A luta não acabou!
Boicotar as taxas na UFG!

2004: Um ano de vitória para os estudantes da UFG!
A expressão mais clara de que a UFG está sendo privatizada são as taxas cobradas. Desde o final de 2002, organizamos a luta contra a cobrança de taxas, com o boicote das taxas de matrícula. Em 2004, mais de 300 estudantes participaram do boicote. A grande notícia veio no final de julho, quando a UFG foi proibida pela Justiça de cobrar qualquer taxa dos estudantes.

Milca reage atacando os direitos dos estudantes
Com essa grandiosa vitória, a Reitora Milca se volta contra os estudantes, retirando nossos direitos parte por parte. Depois de terceirizar o R.U., cortou também a concessão de passagens para participações em eventos já como retaliação à luta dos estudantes na vã tentativa de intimidá-los.
Diante de dezenas de estudantes, no dia 16 de setembro, afirmou que vai cumprir todas as medidas do MEC/Banco Mundial, que aplica a contra-reforma universitária, e culpou os próprios estudantes pelo sucateamento da UFG.

Reitora ameaça cobrar taxas de matrícula em 2005
A nossa vitória contra as taxas na UFG não foi conseguida sem luta. Agora, devemos manter a luta para evitar que as taxas voltem a serem cobradas. A Reitoria, como já era esperado, recorreu na Justiça da sentença que a impede de cobrar taxas, e esta sentença foi suspensa até o julgamento do recurso.
Assim, a única saída é continuarmos com o boicote às taxas, denunciando a política de privatização aplicada na UFG, que ataca nossos direitos. Lutar contra a reforma universitária é combater cada medida de sua implementação em nossa universidade, não tenhamos a ilusão de que nossas conquistas serão dadas por algum político benevolente ou com discursos vazios. Organizar a luta em cada faculdade é construir o novo movimento estudantil, é não ter ilusões que possamos barrar a reforma sensibilizando o MEC/FMI ou parlamentares.

Boicote em 2005: Como participar?
Atentos a cada passo da luta concreta dos estudantes, e aperfeiçoando com a experiência dos anos anteriores estaremos repassando as procurações que devem ser preenchidas e assinadas. O processo já está pronto, pediremos mandado de segurança que garanta nosso direito de não pagar matrícula e demais taxas. Em cada faculdade os companheiros que organizam o MEPR estarão distribuindo e recolhendo as procurações.
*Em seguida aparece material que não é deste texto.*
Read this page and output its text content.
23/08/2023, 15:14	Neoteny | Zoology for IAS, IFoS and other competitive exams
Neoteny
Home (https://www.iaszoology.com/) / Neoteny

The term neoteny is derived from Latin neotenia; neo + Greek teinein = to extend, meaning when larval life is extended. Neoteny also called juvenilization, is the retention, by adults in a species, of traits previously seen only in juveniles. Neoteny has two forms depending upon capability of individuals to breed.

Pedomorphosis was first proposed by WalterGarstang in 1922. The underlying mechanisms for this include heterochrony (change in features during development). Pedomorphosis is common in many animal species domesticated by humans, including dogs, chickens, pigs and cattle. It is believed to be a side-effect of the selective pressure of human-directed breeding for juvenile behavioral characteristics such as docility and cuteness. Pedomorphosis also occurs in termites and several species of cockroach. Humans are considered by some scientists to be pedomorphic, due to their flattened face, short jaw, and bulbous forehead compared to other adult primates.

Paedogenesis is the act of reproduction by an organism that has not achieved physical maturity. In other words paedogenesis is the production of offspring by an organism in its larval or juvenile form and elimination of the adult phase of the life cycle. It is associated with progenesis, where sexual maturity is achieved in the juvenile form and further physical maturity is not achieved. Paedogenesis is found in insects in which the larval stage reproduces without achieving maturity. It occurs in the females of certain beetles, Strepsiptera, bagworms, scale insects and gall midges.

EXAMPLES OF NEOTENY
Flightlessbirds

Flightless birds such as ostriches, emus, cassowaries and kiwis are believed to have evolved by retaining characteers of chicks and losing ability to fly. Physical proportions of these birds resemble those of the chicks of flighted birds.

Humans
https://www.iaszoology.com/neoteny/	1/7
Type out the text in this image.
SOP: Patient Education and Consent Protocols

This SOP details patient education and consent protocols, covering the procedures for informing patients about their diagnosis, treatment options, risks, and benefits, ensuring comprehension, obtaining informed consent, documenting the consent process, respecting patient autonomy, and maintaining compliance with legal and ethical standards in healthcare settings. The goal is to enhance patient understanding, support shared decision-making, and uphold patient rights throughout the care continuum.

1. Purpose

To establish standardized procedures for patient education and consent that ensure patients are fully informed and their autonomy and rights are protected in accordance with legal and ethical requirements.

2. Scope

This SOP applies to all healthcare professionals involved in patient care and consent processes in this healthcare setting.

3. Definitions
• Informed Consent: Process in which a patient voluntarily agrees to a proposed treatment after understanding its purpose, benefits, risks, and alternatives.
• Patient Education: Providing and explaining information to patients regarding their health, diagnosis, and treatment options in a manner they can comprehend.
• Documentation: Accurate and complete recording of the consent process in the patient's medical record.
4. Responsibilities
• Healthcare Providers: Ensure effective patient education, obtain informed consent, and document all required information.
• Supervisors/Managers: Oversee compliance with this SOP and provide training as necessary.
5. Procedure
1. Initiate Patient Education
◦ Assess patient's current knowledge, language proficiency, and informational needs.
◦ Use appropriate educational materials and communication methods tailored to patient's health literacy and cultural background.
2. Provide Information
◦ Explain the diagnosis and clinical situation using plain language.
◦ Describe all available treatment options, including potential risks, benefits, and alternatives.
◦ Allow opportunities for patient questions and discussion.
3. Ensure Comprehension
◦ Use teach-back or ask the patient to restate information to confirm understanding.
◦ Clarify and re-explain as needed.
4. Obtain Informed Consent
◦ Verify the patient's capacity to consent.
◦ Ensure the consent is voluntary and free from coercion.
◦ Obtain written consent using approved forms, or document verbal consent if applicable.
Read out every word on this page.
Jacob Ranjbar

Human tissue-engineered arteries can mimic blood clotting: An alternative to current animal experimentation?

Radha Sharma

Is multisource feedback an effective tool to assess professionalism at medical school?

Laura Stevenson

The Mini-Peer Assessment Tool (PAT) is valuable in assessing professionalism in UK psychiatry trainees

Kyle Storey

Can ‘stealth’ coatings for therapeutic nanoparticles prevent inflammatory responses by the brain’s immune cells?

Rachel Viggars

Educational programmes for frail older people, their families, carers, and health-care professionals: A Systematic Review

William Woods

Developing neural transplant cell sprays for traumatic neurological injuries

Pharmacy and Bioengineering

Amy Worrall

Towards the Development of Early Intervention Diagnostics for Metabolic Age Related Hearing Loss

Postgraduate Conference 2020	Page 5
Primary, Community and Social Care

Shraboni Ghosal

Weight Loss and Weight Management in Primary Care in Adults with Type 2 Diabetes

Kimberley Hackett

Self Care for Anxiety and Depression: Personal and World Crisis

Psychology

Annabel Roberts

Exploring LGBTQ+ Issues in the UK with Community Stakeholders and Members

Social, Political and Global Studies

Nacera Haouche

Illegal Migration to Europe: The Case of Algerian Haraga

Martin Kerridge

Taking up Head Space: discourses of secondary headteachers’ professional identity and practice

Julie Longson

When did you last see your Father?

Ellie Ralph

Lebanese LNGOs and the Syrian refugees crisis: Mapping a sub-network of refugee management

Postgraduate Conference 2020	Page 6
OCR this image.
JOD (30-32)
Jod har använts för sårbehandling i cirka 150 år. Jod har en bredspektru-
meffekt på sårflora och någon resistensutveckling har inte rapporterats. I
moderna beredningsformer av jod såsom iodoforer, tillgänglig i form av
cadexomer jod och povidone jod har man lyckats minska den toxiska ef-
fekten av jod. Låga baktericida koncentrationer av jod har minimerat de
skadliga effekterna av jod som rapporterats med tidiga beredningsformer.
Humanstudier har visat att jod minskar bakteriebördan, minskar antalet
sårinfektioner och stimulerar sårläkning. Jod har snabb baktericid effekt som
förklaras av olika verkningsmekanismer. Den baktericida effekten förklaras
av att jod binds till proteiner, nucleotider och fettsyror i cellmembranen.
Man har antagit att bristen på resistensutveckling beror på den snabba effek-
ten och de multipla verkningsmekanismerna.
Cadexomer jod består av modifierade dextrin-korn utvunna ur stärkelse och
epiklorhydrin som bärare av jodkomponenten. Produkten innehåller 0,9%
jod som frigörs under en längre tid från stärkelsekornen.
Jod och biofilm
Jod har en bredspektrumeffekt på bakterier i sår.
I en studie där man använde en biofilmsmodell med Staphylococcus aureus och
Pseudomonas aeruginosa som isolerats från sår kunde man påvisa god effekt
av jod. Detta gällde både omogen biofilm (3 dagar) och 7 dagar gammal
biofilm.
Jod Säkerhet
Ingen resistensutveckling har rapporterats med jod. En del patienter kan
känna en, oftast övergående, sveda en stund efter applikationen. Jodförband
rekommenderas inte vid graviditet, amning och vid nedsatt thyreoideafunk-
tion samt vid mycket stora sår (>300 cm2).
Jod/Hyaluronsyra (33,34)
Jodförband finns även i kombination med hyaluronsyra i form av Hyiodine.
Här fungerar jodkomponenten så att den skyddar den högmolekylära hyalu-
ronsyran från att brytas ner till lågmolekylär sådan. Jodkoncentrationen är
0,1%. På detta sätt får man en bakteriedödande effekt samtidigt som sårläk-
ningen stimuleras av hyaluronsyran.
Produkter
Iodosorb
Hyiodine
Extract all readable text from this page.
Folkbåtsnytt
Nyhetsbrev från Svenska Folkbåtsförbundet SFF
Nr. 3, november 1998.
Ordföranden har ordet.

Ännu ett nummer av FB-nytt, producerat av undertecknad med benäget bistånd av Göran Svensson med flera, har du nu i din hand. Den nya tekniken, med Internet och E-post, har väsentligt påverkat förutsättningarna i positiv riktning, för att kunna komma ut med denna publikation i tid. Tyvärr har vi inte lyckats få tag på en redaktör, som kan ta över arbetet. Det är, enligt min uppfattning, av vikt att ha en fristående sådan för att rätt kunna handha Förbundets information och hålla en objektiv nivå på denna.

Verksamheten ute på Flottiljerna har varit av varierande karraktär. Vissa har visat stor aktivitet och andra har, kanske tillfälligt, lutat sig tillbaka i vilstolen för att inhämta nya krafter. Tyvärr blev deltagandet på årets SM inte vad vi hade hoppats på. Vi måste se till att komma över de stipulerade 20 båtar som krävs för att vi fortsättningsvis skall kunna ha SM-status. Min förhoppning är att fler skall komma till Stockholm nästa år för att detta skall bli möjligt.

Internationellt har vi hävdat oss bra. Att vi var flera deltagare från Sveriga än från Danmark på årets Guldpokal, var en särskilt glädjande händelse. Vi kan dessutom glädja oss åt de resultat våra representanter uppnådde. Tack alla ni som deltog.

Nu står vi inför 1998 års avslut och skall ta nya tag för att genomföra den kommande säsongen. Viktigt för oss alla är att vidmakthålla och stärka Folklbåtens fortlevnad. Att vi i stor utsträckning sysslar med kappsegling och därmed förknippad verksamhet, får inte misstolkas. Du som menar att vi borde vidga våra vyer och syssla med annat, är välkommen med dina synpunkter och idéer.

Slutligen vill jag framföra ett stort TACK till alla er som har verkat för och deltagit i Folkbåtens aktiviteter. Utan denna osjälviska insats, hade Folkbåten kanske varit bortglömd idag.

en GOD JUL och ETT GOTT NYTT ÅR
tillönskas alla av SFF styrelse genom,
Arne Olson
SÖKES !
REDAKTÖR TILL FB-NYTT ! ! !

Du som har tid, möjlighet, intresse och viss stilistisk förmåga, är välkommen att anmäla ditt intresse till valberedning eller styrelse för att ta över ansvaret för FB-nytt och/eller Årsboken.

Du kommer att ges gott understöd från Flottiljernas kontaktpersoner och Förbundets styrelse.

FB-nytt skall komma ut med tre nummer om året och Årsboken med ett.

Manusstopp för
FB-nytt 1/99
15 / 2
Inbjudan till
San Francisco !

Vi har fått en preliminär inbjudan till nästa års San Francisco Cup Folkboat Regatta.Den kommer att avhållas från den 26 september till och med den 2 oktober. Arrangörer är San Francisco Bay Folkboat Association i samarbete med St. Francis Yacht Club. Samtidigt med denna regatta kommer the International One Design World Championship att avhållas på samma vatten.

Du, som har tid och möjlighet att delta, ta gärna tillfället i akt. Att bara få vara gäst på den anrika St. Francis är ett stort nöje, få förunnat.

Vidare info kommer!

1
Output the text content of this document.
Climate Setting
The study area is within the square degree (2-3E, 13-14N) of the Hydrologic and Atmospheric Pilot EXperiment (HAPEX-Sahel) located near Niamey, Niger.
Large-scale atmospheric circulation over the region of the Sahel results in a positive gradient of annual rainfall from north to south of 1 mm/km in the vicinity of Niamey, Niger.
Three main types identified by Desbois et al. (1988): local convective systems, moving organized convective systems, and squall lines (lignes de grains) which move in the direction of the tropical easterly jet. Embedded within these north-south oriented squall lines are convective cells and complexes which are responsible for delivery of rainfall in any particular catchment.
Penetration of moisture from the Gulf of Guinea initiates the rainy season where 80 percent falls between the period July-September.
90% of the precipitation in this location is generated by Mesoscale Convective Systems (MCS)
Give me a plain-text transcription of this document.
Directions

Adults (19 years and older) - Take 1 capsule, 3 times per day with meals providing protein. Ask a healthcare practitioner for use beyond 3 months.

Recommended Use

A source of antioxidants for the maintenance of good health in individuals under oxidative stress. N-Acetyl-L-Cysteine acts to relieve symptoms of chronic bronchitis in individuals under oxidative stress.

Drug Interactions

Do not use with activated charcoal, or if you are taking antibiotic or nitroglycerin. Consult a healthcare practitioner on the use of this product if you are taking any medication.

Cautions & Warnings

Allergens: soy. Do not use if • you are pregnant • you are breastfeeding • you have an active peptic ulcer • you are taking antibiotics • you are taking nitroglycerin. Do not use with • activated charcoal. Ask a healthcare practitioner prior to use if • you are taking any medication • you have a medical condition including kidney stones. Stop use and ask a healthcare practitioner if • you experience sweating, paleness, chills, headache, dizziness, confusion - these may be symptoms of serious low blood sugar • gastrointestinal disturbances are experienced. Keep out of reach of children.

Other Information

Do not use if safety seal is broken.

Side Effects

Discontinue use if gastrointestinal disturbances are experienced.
Pedimos ainda, como ocorreu no ano passado, que o DCE e CA´s participem ajudando a distribuir e recolher as procurações e colaborando financeiramente para os custos com o processo. É importante também que cada estudante contribua de forma voluntária (sugerimos três reais) com o movimento, para que possamos fazer a divulgação, organizar a luta de forma conseqüente, e garantir sua independência e combatividade.